Rep. Justin Amash (R-Mich.), the chairman of the caucus, also is no fan of the state and local tax deduction. Responding to a pronouncement by New York Gov. Andrew Cuomo that eliminating the tax break would "destroy" the state, Amash tweeted: "Governor, why should taxpayers across the United States be forced to subsidize your state's high-tax/high-spend regime?"
|Republicans who opposed budget|
|Rep. Justin Amash (R-Mich.)||$1729|
|Rep. Ken Buck (R-Colo.)||$3107|
|Rep. Dan Donovan (R-N.Y.)||$6352|
|Rep. John Duncan (R-Tenn.)||$1153|
|Rep. John Faso (R-N.Y.)||$4345|
|Rep. Brian Fitzpatrick (R-Pa.)||$5478|
|Rep. Matt Gaetz (R-Fla.)||$2268|
|Rep. Lynn Jenkins (R-Kan.)||$1671|
|Rep. Walter Jones (R-N.C.)||$1784|
|Rep. John Katko (R-N.Y.)||$3610|
|Rep. Peter King (R-N.Y.)||$6671|
|Rep. Leonard Lance (R-N.J.)||$13626|
|Rep. Frank LoBiondo (R-N.J.)||$4142|
|Rep. Tom MacArthur (R-N.J.)||$6181|
|Rep. Thomas Massie (R-Ky.)||$870|
|Rep. Mark Sanford (R-S.C.)||$3513|
|Rep. Chris Smith (R-N.J.)||$8223|
|Rep. Elise Stefanik (R-N.Y.)||$2358|
|Rep. Claudia Tenney (R-N.Y.)||$2499|
|Rep. Lee Zeldin (R-N.Y.)||$8641|
|*Average deduction for state and local taxes. U.S. average: $3598|
It all adds up to the potential for a drama-filled tax vote, according to Rick Manning, president of Americans for Limited Government. He said it will be hard for fiscal conservatives to swallow more red ink in the face of an unwillingness to enact spending cuts.

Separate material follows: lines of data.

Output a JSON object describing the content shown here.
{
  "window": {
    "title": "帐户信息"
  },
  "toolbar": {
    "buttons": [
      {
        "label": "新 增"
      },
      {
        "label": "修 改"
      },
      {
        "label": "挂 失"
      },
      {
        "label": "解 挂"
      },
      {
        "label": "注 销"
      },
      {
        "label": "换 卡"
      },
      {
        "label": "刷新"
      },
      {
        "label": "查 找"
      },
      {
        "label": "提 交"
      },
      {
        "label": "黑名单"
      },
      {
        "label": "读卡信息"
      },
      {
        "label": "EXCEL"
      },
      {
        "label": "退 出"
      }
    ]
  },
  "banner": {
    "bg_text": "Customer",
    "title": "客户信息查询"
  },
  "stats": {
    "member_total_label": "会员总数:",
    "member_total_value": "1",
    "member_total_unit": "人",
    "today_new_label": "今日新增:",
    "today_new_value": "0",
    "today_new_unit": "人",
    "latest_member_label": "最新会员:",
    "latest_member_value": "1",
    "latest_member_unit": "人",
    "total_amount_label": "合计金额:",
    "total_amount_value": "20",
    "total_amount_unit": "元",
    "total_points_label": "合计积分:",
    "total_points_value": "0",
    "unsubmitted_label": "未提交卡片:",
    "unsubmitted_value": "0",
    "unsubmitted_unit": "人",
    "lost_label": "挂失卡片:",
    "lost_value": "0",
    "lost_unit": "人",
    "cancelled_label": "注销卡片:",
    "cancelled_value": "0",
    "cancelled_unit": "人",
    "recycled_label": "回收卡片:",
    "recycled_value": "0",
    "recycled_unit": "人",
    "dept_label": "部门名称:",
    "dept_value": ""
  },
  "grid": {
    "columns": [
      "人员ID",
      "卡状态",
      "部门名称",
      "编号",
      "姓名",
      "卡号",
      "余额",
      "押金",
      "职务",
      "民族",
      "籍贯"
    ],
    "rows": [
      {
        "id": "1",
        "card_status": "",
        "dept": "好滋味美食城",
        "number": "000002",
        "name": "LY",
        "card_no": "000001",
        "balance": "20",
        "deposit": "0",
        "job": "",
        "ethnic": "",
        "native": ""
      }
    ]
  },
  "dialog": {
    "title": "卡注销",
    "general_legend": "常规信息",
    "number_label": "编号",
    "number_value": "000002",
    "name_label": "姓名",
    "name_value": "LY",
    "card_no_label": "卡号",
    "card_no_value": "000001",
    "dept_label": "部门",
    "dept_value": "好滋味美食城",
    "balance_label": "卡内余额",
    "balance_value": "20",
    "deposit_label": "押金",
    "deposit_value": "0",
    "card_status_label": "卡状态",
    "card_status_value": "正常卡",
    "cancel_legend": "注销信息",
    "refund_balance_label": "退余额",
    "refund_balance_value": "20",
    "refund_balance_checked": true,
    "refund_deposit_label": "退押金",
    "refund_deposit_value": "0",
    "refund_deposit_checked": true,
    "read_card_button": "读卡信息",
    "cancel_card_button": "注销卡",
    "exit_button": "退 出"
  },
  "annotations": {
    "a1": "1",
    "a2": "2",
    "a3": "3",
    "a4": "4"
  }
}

"It's going to be a real struggle to get them on a path to get a trillion-dollar deficit this year," he said. "And we won't even have to breathe hard to get there."
But Grover Norquist, president of Americans for Tax Reform, said he is confident that the House — and the Senate — will pass tax reform.
"They will do what they need to do to get a bill passed while maximizing the most pro-growth aspects," he aid.
That is not to say the process will not play out in a bumpy fashion, with ups and downs, Norquist said.
"It's going to be one of those things when it's like a roller coaster," he said.
Norquist noted that the House Freedom Caucus, which often has frustrated House leaders, backed the budget. He said he believes conservatives in the House recognize they made a tactical error during the failed attempt to repeal Obamacare when they criticized the bill through the entire process. Senators took flak from the Left for two months, helping to kill the effort.
Norquist said he thinks the final vote on the tax legislation will be close. But he said congressmen who insist on perfection will be shut out.
"At the end of the day, there'll be 20 guys outside the fence screaming," he said. "The trick is they need you … What will be interesting is to see who will be outside the fence who didn't mean to be."
Manning called on Trump to lay down clear markers and insist on meaningful spending cuts. And the House should not ignore what might happen in the Senate, he said.
"The House needs to worry about what the House is going to do … the House needs to pass the best tax cut possible and let the Senate do what the Senate's going to do."
It may come down to primaries, Manning said. Moderate Republicans hearing footsteps from the Right may vote for a more conservative bill than they ordinarily would. He said moderate holdouts should be targeted in primaries.
And he rejected the argument that such a strategy puts the Republican majority at risk by nominating candidates too conservative to win in centrist districts.
"They get nothing done now," he said. "So that argument doesn't work. These are the same people who said you had to vote for Jeb Bush because Donald Trump couldn't win."
Story updated Nov. 1, 2017 at 12:25 p.m. to reflect a change in the date Republican leaders will introduce legislation.